FUNDERS OF charities are being challenged to tackle racial inequality and create long-term funding commitments for black-led third sector organisations.
The report, by social justice organisation Ten Years’ Time, says that despite black, Asian other minority ethnic groups making up around 14% of the UK population, independent funders – such as trusts and foundations – still fail to give a fair share of grants to these groups.

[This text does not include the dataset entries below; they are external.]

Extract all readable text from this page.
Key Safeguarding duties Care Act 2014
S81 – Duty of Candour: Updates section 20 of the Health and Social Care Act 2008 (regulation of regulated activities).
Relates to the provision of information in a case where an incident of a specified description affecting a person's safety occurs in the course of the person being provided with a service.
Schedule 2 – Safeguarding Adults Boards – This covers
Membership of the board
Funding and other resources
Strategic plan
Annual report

Research found that up to 87% of micro and small voluntary sector organisations led by black and other minority people were found not to have enough sufficient funds to last more than three months due to the Covid-19 pandemic, and were also the least likely group to receive financial support.
Funding for the BAME voluntary and community sector (VCS) was “unsustainable” and left them “at risk of financial insecurity.”
There had been little change since a 2015 report by Voice4Change England, found that BAME VCS groups had suffered a 25% reduction in funding in the previous five years when government austerity was introduced.
Professor Patrick Vernon, a philanthropist and social commentator, told The Voice that implementing active anti-racism work in the funding sector was vital to see long-standing change to structural inequalities.
“Off the back of the Black Lives Matter movement, I think I the reason why the report is here it’s about challenging funders and philanthropists who give money for good causes and how they should now focus on racial justice and giving grants funding to black-led organisations, support them and acknowledging the contribution of these organisations,” he said.
“They need to give parity to a whole range of social issues – mental health, health care, domestic violence, racial economic development, criminal justice – issues affecting black people in society.
“The report is a challenge and a call to action for the billions that are spent on funding charities and community groups. and we don’t get our fair share.”
Following the death of George Floyd in May 2020 and the global resurgence of the Black Lives Matter movement, the report is calling on organisations to implement best practice methods to confront racism in the sectors and do work that is “more than just a PR statement.”
They have proposed long-term solutions to redistribute power from people in senior leadership positions and share equity with those from racialised backgrounds
The report also recommended for funders to improve the understanding around financial systems and investments for non-finance professionals to address information inequality, removing barriers to access and “inject ambition into the British funding landscape and create a clear roadmap for action.”
Major funding leaders including Esmee Fairbairn Foundation, Lloyds Bank Foundation and the Joseph Rowntree Charitable Trust have all been a part in taking accountability for racial injustice in the sector and dismantling oppressive systems that hold back minority communities.
Eli Manderson, a lead researcher on the report, said that looking at the past is needed to undo the “racist and disempowering power dynamics that underpin many of the funding practices.”
“We review how both sides of the coin need to be addressed and understood to engage in racial justice work to the best of our ability,” he said.
“Such a multifaceted approach requires, in our eyes, a focus on the grantmaking endeavours of trusts and foundations in the UK, their investment strategies and the internal operations and governance of charitable funding organisations.
“Without applying a racial justice lens to all of these deeply important areas we believe we will not be able to achieve wholesale transformational change and instead will be committing to action, which plays within the confines of the current structurally racist system.”